I have had the pleasure of watching Ayven grow… seeing the times she was so sick and to now seeing her on her first day of school right next to her twin. She is growing to be a pretty amazing person. I have also had the moments of broken with her mom, hearing her fear, feeling her anxiety on scan days… knowing that her mind hopes but knows her cancer could come back. I have learned that even AFTER childhood cancer there are so many dangers ahead… chemo is not kind, steroids break down bones. Ayven’s journey is FAR from over…
Share. Comment. Engage. This is childhood cancer…
By her ‘Momcologist’ Kim
Ayven’s story begins the same as many others. Many childhood like ailments that had doctors leaning towards a simple answer. It took us eight whole months of doctor visits until we finally got a diagnosis. Just not the one we had hoped for.
Neuroblastoma – a word foreign to our ears. What was it? What did treatment entail? How will we get through this?
WILL SHE SURVIVE?
A question that loomed at the forefront of our thoughts for days…months…years…
It’s a question that I was afraid to ask, and – let’s face it – even the best doctor in the world can’t predict the future.
It’s hard to explain what having a child diagnosed with cancer does to a parent. It’s hard to explain the heaviness and utter devastation that is felt when you hear the words, “Your daughter has a very large mass in her abdomen, which is undoubtedly a form of childhood cancer.”
The world as you know it comes to a halt. Many cancer parents will tell you that they don’t remember many things in the days and weeks following diagnosis. It’s almost like it is too much for the human brain to comprehend.
Ayven’s treatment was long and grueling. She endured several rounds of chemo, one major surgery, and many smaller surgeries. It took a toll on her tiny fragile body, and it took a toll on us.
But somewhere in that pure devastation there is also something miraculous. There is HOPE. There are people who rally around you, and lift you up, and keep you going…even on the days when you feel like you can’t.
The exact night that Ayven was diagnosed, I was visited by a real life angel. She may not see it this way, but it was the one event that helped me put everything into perspective. A fellow cancer mom, who happened to be down the hall in the PICU with her son (who had been fighting for his life) took time to come and talk to me. She told me that no matter what, we had to have a positive attitude. No matter what, we had to believe.
So that is what we chose to do. Anyone that came around Ayven had to be hopeful…anyone that came to visit had to believe! We made it our mission. She was going to survive because we were going to be her strength!

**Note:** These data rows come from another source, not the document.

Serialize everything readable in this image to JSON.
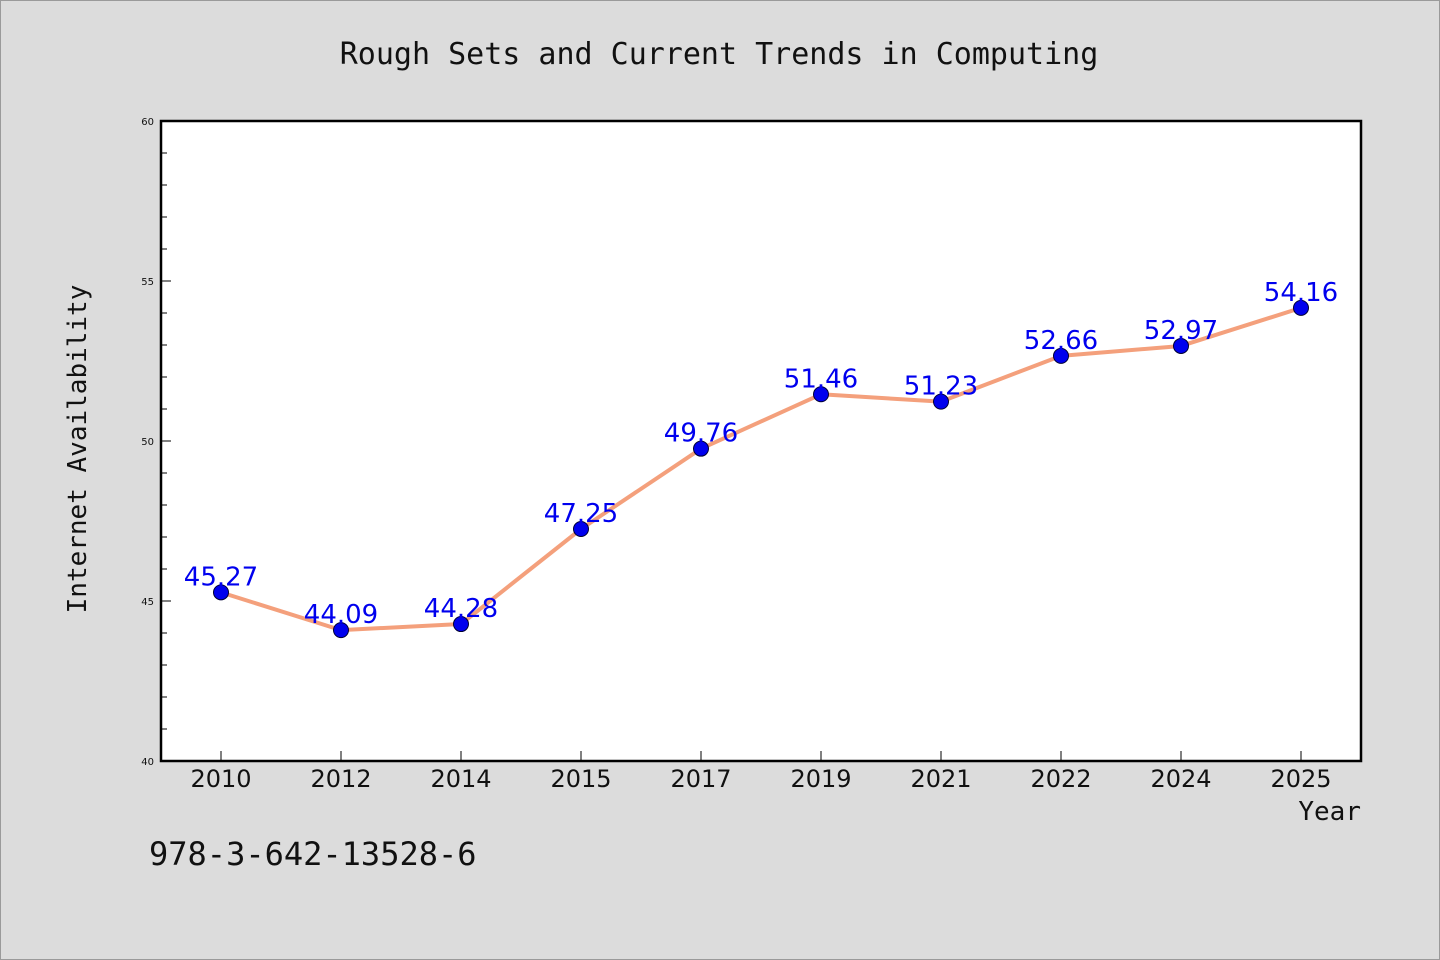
{
  "chart_data": {
    "type": "line",
    "title": "Rough Sets and Current Trends in Computing",
    "xlabel": "Year",
    "ylabel": "Internet Availability",
    "categories": [
      "2010",
      "2012",
      "2014",
      "2015",
      "2017",
      "2019",
      "2021",
      "2022",
      "2024",
      "2025"
    ],
    "series": [
      {
        "values": [
          45.27,
          44.09,
          44.28,
          47.25,
          49.76,
          51.46,
          51.23,
          52.66,
          52.97,
          54.16
        ],
        "labels": [
          "45.27",
          "44.09",
          "44.28",
          "47.25",
          "49.76",
          "51.46",
          "51.23",
          "52.66",
          "52.97",
          "54.16"
        ],
        "line_color": "#f4a07c",
        "marker_color": "#0000ee",
        "label_color": "#0000ee"
      }
    ],
    "ylim": [
      40,
      60
    ],
    "yticks": [
      "40",
      "45",
      "50",
      "55",
      "60"
    ],
    "grid": false,
    "legend": "none"
  },
  "footer": {
    "isbn": "978-3-642-13528-6"
  }
}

We are the lucky ones. The ones who made it through the storm and still have our child to hug. We know this – and literally think about it every.single.day. We are the lucky ones whose daughter was diagnosed at such a young age that she doesn’t remember most of her treatment, hospital stays, surgeries, scans…
We are the lucky ones, who received a better diagnosis – stage three, instead of stage four.
Many times, people who are unfamiliar with pediatric cancers think that once a child is “in remission” or NED (no evidence of disease), they are healed and are ready to take on a long, healthy life. That’s where they are wrong.
While we are SO EXTREMELY thankful that our girl is here with us, she still fights every single day. Ayven has many post treatment issues that affect her on a daily basis. But we have her – and we can handle issues. Not everyone has that luxury (if that’s what we call it).
Childhood cancer research is underfunded. Our kids have more toxic treatments and less answers. We need research. We need money allocated to help our kids.
September is Childhood Cancer Awareness Month. Please help in any way you can.